Bad news for many mortgage holders as the European Central Bank has raised the official refinancing rate by 0.5%, a move that accelerates a climb already seen in Euro interbank rates aimed at curbing inflation. This shift is reflected in Euribor, the benchmark that many home loans use, and it is expected to push monthly payments higher for borrowers with variable-rate loans. The concern is especially acute for loans originated between 2012 and 2017, when margins tended to be higher and borrowers faced steeper adjustments as rates rise.
The rate increase, approved by the financial regulator, pushed the main mortgage reference higher this Friday. It has brought the daily reference rate up to around 1.2%, a level that makes July’s average interest rate the new baseline to watch, with the official rate now around 0.985% and predictions pointing toward surpassing 1% by month’s end. With Euribor already at -0.491% from last year, the move translates to a gain close to one and a half percentage points in less than twelve months.

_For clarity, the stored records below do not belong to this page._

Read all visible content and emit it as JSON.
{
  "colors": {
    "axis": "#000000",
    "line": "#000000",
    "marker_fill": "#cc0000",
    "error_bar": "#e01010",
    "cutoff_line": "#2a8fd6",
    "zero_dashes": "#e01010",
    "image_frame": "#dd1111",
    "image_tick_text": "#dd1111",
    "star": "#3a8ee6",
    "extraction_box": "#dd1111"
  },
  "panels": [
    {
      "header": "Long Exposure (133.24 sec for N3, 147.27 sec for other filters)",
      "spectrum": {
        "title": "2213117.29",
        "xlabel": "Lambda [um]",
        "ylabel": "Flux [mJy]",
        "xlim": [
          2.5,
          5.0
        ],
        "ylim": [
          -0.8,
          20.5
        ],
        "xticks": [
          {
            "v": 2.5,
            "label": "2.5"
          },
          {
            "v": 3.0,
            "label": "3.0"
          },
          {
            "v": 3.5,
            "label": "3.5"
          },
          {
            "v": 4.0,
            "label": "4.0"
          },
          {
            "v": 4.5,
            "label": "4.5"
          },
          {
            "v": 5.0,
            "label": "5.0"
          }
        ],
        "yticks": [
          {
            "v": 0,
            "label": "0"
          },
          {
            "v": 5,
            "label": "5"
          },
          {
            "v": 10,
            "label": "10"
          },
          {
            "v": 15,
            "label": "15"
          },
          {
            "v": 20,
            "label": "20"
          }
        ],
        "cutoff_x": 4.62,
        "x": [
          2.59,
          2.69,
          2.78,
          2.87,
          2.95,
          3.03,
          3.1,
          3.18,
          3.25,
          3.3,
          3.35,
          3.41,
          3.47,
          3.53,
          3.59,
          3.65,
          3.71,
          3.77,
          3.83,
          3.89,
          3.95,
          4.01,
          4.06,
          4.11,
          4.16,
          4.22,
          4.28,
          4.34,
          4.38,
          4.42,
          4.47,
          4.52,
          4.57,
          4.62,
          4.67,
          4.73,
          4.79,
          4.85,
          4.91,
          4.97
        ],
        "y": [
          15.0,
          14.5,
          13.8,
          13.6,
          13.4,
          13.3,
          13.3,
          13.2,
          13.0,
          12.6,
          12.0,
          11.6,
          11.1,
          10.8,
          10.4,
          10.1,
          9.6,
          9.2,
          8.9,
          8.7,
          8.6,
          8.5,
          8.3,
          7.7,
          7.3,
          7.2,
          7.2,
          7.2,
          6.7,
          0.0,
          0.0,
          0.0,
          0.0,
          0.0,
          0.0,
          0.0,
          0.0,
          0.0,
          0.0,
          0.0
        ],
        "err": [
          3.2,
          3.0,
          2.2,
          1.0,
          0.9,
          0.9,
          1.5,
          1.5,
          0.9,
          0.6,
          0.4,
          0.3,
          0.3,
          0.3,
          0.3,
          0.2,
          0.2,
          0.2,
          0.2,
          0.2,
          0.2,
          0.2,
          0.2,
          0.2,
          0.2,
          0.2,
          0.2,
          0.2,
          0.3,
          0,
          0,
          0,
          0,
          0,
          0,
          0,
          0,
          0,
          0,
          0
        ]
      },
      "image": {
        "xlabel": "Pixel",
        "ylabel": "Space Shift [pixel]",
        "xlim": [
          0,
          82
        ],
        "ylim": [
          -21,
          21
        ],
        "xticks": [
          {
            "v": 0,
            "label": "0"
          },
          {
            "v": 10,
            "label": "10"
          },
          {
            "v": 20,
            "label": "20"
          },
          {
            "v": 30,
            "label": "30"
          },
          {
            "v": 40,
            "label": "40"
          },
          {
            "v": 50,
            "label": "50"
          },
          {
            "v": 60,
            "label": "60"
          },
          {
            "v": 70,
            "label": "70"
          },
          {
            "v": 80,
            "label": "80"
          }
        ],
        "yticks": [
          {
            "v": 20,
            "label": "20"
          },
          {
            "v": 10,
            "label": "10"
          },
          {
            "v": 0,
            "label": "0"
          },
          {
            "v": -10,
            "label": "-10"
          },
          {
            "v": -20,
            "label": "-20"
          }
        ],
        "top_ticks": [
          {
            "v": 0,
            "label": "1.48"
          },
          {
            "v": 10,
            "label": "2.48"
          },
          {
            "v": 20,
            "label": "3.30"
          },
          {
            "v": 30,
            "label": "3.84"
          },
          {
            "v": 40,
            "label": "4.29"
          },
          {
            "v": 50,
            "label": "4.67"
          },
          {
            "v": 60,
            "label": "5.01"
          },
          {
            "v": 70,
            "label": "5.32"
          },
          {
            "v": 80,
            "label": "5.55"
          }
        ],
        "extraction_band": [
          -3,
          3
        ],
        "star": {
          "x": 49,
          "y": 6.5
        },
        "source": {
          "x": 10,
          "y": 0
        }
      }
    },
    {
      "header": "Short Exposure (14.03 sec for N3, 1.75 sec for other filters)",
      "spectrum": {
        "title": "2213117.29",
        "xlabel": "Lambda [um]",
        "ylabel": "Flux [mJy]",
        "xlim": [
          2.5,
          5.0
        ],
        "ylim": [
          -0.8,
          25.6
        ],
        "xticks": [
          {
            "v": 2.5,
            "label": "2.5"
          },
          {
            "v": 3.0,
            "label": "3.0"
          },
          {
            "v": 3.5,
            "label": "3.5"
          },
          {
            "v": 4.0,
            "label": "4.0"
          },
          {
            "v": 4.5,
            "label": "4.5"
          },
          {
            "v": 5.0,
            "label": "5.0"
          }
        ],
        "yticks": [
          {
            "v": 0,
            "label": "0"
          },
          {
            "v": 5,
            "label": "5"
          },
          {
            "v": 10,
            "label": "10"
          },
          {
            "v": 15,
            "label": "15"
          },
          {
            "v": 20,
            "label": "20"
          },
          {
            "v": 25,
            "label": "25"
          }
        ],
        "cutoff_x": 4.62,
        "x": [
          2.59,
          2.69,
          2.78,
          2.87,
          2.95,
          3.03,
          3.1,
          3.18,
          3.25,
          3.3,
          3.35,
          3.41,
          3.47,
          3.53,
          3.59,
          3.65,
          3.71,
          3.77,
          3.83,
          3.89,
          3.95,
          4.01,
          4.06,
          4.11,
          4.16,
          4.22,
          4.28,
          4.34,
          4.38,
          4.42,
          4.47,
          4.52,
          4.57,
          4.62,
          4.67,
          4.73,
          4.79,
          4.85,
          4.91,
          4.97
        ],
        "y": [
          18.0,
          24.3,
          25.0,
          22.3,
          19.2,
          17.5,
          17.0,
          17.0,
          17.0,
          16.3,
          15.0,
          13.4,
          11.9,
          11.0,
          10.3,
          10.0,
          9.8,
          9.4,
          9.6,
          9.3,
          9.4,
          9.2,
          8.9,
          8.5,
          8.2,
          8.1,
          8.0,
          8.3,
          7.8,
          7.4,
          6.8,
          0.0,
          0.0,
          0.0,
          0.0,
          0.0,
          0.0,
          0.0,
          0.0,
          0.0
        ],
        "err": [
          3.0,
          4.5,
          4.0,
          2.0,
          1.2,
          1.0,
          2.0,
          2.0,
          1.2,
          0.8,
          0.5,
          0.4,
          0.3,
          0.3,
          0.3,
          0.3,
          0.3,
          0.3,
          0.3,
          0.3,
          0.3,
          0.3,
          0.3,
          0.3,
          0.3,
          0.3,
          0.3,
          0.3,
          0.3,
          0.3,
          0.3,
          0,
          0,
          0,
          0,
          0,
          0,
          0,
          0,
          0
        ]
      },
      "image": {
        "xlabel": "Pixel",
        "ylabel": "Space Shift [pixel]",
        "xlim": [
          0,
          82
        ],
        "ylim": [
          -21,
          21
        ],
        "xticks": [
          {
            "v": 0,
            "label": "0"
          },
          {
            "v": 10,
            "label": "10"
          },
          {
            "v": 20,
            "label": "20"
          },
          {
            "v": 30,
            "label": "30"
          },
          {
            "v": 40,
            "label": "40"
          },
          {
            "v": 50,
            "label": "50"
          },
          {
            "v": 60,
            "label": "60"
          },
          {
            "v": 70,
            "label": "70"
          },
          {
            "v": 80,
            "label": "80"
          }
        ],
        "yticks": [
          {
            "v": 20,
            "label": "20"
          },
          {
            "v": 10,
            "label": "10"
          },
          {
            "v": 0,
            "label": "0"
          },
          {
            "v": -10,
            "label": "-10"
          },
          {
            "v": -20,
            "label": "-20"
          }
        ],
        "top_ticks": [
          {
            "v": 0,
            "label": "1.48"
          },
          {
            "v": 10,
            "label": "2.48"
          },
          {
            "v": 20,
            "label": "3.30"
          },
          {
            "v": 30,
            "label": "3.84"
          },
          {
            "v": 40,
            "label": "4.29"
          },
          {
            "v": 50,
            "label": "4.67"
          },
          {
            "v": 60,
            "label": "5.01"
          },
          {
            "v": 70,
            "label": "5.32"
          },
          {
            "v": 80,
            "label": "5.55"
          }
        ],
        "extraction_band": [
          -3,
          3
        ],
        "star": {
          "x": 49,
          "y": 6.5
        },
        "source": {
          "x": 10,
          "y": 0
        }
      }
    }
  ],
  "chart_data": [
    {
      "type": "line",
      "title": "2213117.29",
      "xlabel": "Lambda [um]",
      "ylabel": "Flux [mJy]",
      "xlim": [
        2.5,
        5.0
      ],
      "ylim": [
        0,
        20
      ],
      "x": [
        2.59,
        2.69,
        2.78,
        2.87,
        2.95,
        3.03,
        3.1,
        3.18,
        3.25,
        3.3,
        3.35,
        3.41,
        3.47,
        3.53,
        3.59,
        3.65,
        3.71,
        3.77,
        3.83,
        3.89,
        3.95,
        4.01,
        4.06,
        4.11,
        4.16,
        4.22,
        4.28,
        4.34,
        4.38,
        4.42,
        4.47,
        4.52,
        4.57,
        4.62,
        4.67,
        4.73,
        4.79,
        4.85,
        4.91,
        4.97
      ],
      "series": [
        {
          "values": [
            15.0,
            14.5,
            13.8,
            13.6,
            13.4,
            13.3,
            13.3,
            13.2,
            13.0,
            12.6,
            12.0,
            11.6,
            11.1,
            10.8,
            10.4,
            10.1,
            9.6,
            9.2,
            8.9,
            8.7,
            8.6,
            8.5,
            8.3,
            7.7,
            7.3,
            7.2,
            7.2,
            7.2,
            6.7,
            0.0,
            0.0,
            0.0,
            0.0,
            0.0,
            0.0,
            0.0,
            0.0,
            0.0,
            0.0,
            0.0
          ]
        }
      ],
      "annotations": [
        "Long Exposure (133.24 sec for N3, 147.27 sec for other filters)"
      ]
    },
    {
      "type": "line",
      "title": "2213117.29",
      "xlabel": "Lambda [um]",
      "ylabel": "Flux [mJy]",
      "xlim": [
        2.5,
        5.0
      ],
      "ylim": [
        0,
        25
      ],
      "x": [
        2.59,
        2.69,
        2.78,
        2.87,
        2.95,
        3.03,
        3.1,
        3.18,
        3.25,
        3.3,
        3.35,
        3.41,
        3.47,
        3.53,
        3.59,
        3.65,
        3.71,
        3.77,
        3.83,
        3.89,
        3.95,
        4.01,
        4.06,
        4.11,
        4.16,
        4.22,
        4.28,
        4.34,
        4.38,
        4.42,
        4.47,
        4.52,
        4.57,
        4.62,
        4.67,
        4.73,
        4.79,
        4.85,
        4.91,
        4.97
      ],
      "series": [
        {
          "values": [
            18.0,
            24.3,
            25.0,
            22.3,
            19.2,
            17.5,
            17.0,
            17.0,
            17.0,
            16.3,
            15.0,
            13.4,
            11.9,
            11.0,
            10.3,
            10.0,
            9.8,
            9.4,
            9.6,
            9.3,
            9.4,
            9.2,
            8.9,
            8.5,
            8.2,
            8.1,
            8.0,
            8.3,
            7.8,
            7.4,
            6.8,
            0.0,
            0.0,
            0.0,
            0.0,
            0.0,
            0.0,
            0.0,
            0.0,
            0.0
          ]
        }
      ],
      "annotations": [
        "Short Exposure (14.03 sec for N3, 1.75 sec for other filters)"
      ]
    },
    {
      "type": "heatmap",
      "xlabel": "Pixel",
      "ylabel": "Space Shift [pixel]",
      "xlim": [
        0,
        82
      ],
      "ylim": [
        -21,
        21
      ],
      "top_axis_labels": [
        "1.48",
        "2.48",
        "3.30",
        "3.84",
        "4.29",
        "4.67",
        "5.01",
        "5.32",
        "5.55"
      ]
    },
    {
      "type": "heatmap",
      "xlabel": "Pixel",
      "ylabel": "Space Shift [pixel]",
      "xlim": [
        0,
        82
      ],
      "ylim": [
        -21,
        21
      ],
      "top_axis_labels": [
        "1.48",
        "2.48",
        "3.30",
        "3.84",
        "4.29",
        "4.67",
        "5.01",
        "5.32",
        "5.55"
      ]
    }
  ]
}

In practical terms, this means for a Alicante mortgage with typical terms, a loan amount around EUR 107,000, over a 25-year repayment period, could see payments rise by roughly 1 percentage point. That could equate to an increase from about EUR 383 to EUR 459 per month, a difference of around EUR 76 monthly, or nearly EUR 912 more per year. For many households, this is a sizable strain on monthly budgets.
The impact is compounded when other rising costs are accounted for, including fuel, energy, and a broader basket of consumer prices that have climbed well above the prior year’s levels in the province. A household budget that already feels stretched will notice these added charges more acutely as annual inflation remains elevated.
Within this environment, borrowers who took out loans between 2012 and 2017 may face the most pronounced effects, since those deals often carry higher-than-average margins. Financial associations caution that such borrowers should review their terms with lenders to explore potential renegotiation options. Any action should be considered carefully, weighing fees, the potential rate type shift, and the long-term cost of extending a loan’s duration to secure more favorable monthly payments.
Experts predict that the cost of financing may differently affect new lending, but current official statistics have yet to fully reflect the impact of higher rates. May figures showed a noticeable uptick in loan activity. In Alicante province, 1,920 new mortgages were registered in May, a 30% increase year over year and the highest total in more than a decade. This rise signals continued demand for housing, even as borrowing costs move higher.
Mortgage issuance increased by more than 40% in the province of Alicante
To date, this year has seen 7,920 mortgage operations for a combined value of EUR 837 million, about 23% above the previous year. Some analysts attribute part of this surge to a decision by households to commit to home purchases in a climate of rising loan costs, signing on to loans with either floating or fixed rates depending on market expectations and personal risk tolerance. While lenders have begun to price floating-rate loans with greater caution, fixed-rate products have reached a record share, accounting for 73% of new contracts in the period in question.